Allen began her conversation by pointing out the large strides that have occurred in the publishing industry toward embracing translations. In the early 1990s, editors would often refuse to publish translations, using the reason that "they just don't sell." The de facto result of this was neglecting 80% of the world's literature.
She then moved into discussion of polyglossia, and how the negotiation of untranslated terms without a translated work could create unique effects. These effects, she explained, were of different efficacy to different translators. In describing her translation of Rosario Castellanos's The Book of Lamentations, she recalled coming across "San Juan," which, as a native of California, she had left alone (San Juan is a location in Southern California). In a different translation, however, this had become "Saint John." Subjectivity is a large part of these decisions, and how such decisions strike a reader's ear. She asked us to think, in Schleiermacher's terms, of who is "foreignizing" and who is "domesticating."

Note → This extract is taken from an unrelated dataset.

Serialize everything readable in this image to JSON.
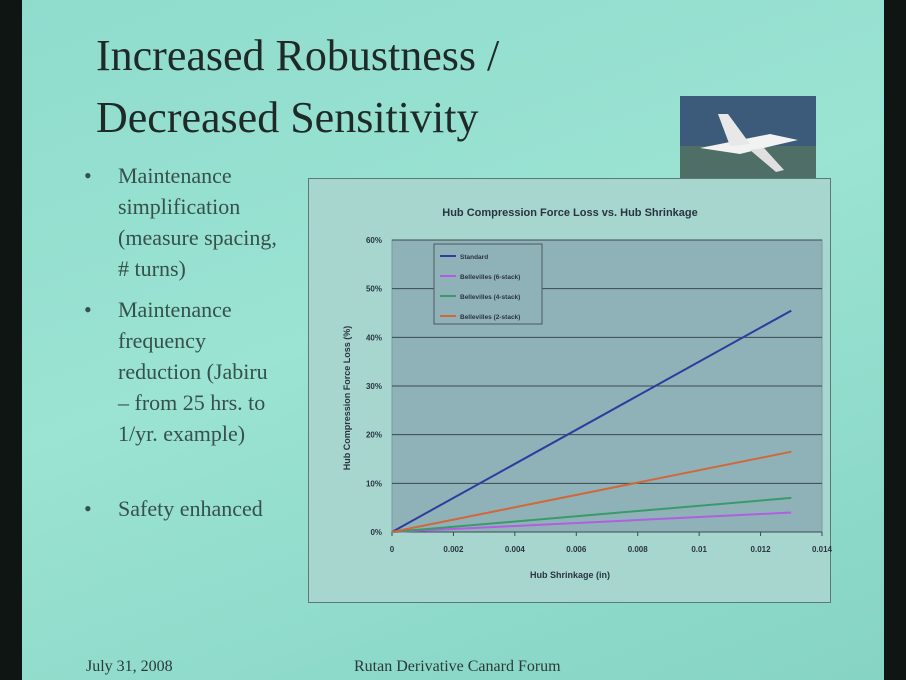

The 1990s were also a time of authors experimenting with polyglossia as a rhetorical tactic. Notable examples include Salman Rushdie and Junot Díaz. The latter's The Brief Wondrous Life of Oscar Wao uses roughly 18% Spanish, often teaching the reader to decode using contextual clues. Allen described her potential translation of Juan Rulfo's "You Don't Hear the Dogs Barking," in which she wanted to have the father in the story, a pillar of traditionalism, speak untranslated Spanish, and the child, who has supposedly revoked his past, speak English. Cormac McCarthy also often uses blocks of untranslated Spanish as an "illustration," almost-typographical blocks of text that even if one doesn't comprehend serves an aesthetic purpose.
Overall, Allen argued for the productivity of polyglossia, arguing that not only was it essential to expressing certain structural ideas, but it also often honored certain authorial concepts about the figurative power and import of translation.